HPI Growth by Price and Property Type Tiers
CoreLogic analyzes four individual home-price tiers that are calculated relative to the median national home sale price. Home price growth remained at a high level for all four price tiers in February. The lowest price tier increased 21.2% year over year in February 2022, compared with 20.6% for the low- to middle-price tier, 20.8% for the middle- to moderate-price tier and 20.4% for the high-price tier.
CoreLogic also provides the HPI separately for detached — or freestanding — properties and attached properties (such as condos or townhouses). Appreciation for detached properties (21.1%) was 1.3 times that of attached properties (16.3%) in February. The gap in HPI growth between detached and attached properties widened after the pandemic began as remote work allowed employees to buy homes farther from their office and in areas where property prices and population density are lower and detached housing is more common. This gap has narrowed since the spring of 2021 and in February was the smallest in 15 months.
State- and Metro-Level Results
Figure 2 shows the year-over-year HPI growth in February 2022 for the five highest- and lowest-appreciating states. While all states showed annual increases in HPI in February, appreciation was strongest in Florida, with an increase of 29.1%, followed by Arizona (+28.6%) and Nevada (+25.8%). At the low end, Washington, saw home prices increase 5.4%, and New York increased 8.3%. Population growth in some states added to homebuying demand in 2021, pushing up home prices. Arizona, Florida, Utah and Nevada were all in the top 10 for percentage increase in population growth in 2021 .
The surge in home price appreciation was felt across the country, with all but five states showing higher appreciation in February 2022 than in February 2021. Florida had the biggest acceleration in home price growth from February 2021 (+9.7%) to February 2022 (+29.1%). Alaska, Connecticut, Idaho, Maine and Rhode Island saw a slowdown in annual appreciation.
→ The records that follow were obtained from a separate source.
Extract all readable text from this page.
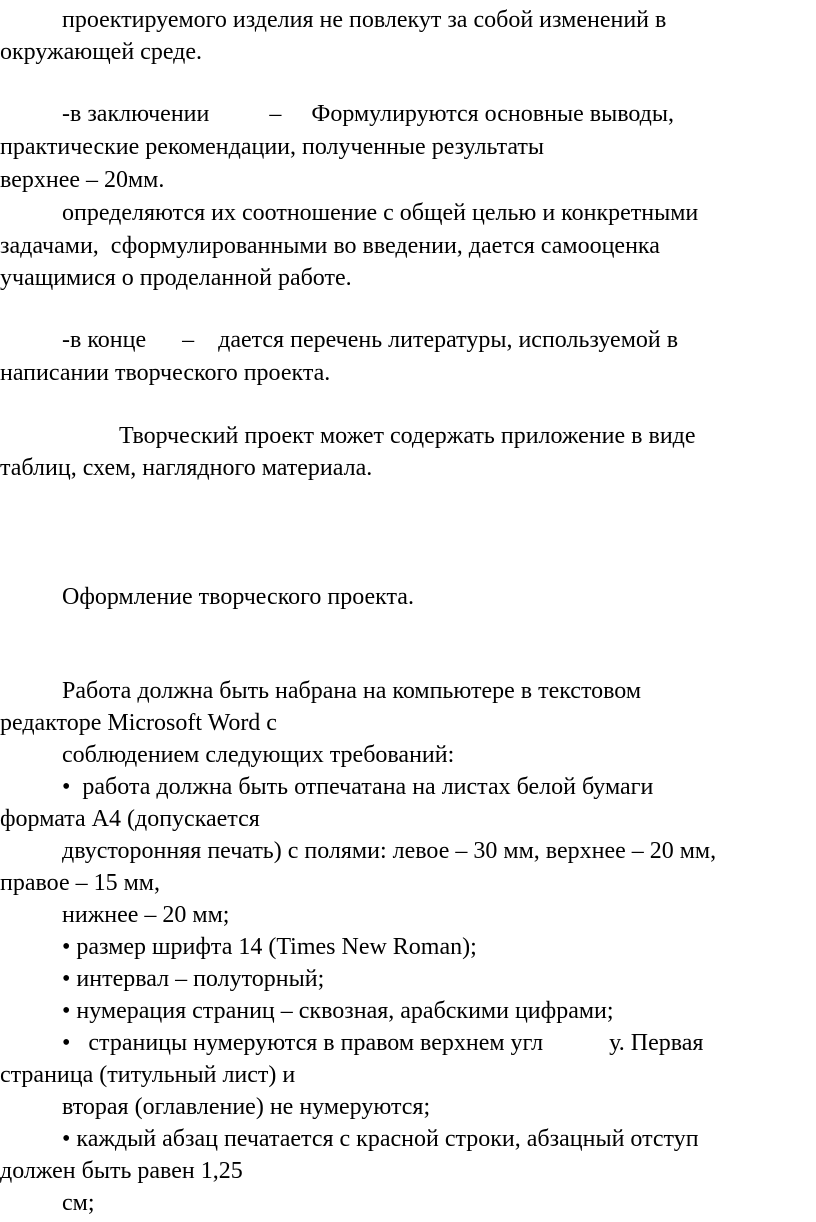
проектируемого изделия не повлекут за собой изменений в
окружающей среде.
-в заключении          –     Формулируются основные выводы,
практические рекомендации, полученные результаты
верхнее – 20мм.
определяются их соотношение с общей целью и конкретными
задачами,  сформулированными во введении, дается самооценка
учащимися о проделанной работе.
-в конце      –    дается перечень литературы, используемой в
написании творческого проекта.
Творческий проект может содержать приложение в виде
таблиц, схем, наглядного материала.
Оформление творческого проекта.
Работа должна быть набрана на компьютере в текстовом
редакторе Microsoft Word с
соблюдением следующих требований:
•  работа должна быть отпечатана на листах белой бумаги
формата А4 (допускается
двусторонняя печать) с полями: левое – 30 мм, верхнее – 20 мм,
правое – 15 мм,
нижнее – 20 мм;
• размер шрифта 14 (Times New Roman);
• интервал – полуторный;
• нумерация страниц – сквозная, арабскими цифрами;
•   страницы нумеруются в правом верхнем угл           у. Первая
страница (титульный лист) и
вторая (оглавление) не нумеруются;
• каждый абзац печатается с красной строки, абзацный отступ
должен быть равен 1,25
см;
All metropolitan areas had year-over-year increases in home prices in February. Florida had six metros in the top 10 for highest appreciation, led by Naples-Immokalee-Marco Island with an increase of 41.4% and followed by Cape Coral-Fort Myers at 40% and Punta Gorda at 37.9%. The two metropolitan areas with the lowest year-over-year increases were both in upstate New York: Elmira had an increase of 3% and Ithaca had an increase of 5.2%.
U.S. home price growth registered a year-over-year increase of 20% in February, a series high and marking one year of consecutive double-digit gains. Annual home prices have grown every month for more than a decade since appreciation bottomed out in early 2012, despite mortgage rates trending upward in recent months. While a record-low number of homes for sale remains the primary culprit for the rapid price gains, the CoreLogic HPI Forecast shows national year-over-year appreciation slowing to 5% by February 2023, as rising interest rates are expected to sideline even more buyers.